## Homogeneous and Non Homogeneous Systems of Linear Equations

A homogeneous system of linear equations is any system of equations where the coefficients are constant and each equation is equal to zero.
Example:
$2x_1-2x_2=0$

$4x_1+5x_2=0$

Any system of homogeneous equation has a zero solution if the number of equations is greater than the number of variables, and cannot be reduced to a number of equations less than the number of variables. Such equations are said to be independent. The equations above have only the solution
$x_2=x_2=0$
, because the equations are independent. We can write a homogeneous system of equations in the form
$A \mathbf{x}= \mathbf{0}$
. If the equations are independent then
1. If the number of equations is greater than or equal to the number of variables then the only solution is where each variable is equal to zero.

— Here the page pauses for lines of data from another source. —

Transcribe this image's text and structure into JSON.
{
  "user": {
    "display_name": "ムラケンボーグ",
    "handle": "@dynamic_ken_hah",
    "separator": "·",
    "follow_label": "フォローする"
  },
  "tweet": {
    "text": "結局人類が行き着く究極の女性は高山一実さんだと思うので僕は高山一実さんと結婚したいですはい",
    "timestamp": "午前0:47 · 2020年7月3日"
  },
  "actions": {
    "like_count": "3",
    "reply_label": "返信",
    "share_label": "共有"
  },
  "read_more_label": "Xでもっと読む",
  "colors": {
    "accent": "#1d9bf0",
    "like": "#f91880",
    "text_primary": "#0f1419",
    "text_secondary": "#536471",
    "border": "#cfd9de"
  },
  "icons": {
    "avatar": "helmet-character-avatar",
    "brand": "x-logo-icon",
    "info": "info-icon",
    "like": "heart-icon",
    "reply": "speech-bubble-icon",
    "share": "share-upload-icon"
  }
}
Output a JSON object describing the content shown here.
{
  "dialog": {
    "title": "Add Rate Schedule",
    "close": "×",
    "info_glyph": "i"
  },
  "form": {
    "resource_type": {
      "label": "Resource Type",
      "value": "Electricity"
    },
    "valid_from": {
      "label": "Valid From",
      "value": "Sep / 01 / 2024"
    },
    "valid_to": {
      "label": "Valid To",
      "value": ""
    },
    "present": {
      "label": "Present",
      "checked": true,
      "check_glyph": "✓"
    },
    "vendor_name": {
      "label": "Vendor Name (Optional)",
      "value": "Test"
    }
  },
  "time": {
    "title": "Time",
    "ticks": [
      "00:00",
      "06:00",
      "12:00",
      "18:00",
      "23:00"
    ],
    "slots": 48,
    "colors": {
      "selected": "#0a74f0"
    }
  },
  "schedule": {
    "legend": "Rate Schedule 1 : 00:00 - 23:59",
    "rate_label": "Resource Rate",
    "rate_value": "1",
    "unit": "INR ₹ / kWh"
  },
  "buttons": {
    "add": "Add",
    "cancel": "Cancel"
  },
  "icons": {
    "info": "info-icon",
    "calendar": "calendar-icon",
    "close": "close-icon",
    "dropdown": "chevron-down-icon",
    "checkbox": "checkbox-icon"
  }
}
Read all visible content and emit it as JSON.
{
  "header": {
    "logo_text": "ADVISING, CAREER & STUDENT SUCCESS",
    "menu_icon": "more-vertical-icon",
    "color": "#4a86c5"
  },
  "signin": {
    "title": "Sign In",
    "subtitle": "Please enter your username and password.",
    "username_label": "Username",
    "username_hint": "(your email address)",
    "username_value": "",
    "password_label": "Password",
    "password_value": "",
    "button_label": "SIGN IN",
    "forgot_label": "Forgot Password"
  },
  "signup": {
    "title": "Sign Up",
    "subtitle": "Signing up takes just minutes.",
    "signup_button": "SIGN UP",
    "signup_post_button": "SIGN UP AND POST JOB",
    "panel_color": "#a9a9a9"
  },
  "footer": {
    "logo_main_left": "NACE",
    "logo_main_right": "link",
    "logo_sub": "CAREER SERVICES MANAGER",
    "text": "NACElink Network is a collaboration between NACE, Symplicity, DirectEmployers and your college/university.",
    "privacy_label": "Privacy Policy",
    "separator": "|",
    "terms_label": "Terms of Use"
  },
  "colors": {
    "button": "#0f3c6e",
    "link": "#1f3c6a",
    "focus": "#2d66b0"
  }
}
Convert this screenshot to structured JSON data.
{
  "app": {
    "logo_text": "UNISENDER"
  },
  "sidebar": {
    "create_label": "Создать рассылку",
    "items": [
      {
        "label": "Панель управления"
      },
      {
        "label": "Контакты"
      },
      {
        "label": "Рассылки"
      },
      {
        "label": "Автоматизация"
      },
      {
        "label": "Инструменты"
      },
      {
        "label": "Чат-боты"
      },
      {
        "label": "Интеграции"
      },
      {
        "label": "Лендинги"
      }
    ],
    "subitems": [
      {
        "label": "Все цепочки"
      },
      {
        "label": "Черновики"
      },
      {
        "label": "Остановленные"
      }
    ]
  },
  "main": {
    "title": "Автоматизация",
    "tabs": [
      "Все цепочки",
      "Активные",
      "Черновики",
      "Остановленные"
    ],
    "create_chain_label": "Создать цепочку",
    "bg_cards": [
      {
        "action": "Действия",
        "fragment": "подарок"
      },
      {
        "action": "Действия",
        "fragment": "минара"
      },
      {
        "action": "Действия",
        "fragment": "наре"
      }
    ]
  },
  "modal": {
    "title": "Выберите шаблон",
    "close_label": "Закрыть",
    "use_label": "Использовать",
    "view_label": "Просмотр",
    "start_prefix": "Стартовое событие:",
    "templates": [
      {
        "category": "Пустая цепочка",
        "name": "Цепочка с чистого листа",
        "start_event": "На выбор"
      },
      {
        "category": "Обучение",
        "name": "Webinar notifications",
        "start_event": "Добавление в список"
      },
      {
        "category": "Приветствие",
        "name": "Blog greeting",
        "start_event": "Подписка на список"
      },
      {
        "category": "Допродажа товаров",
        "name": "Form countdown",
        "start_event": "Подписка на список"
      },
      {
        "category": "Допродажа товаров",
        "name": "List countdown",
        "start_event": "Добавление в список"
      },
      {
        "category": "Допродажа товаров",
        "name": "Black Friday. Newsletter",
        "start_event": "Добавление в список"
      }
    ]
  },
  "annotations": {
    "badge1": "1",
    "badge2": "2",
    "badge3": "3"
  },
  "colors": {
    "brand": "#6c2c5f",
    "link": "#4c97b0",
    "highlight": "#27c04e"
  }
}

This is called the trivial solution.
2. If the number of equations is less than the number of variables then there are an infinite number of solutions. The equation
$x_1+x_2=0$
has the infinite solution set
$x_1=s, x_2=-s$
where
$s$
is arbitrary.
A non homogeneous system of linear equations is any system of equations where the coefficients are constant and at least one equation is not equal to zero.
Example:
$2x_1-2x_2=3$

$4x_1+5x_2=0$

We can write a non homogeneous system of equations in the form
$A \mathbf{x}= \mathbf{b}$
. If the equations are independent then
1. If the number of equations is greater than the number of variables then there is no solution.
Example:
$x_1+x_2=5$

$x_1-x_2=7$

$x_1=0$

The equations are inconsistent. Adding half the first to half the second gives
$x_1=6$
which is contradicted by the third equation.
2. If the number of equations is equal to the number of variables, and the equations are consistent, then there is a unique solution. If the equations are inconsistent then there is no solution.
Example:
$x_1+x_2=5$

$x_1-x_2=7$

The solution is
$x_1=6, \: x_2 =-1$
.
2. If the number of equations is less than the number of variables then there are an infinite number of solutions. The equation
$x_1+x_2=3$
has the infinite solution set
$x_1=s, x_2=3-s$
where
$s$
is arbitrary.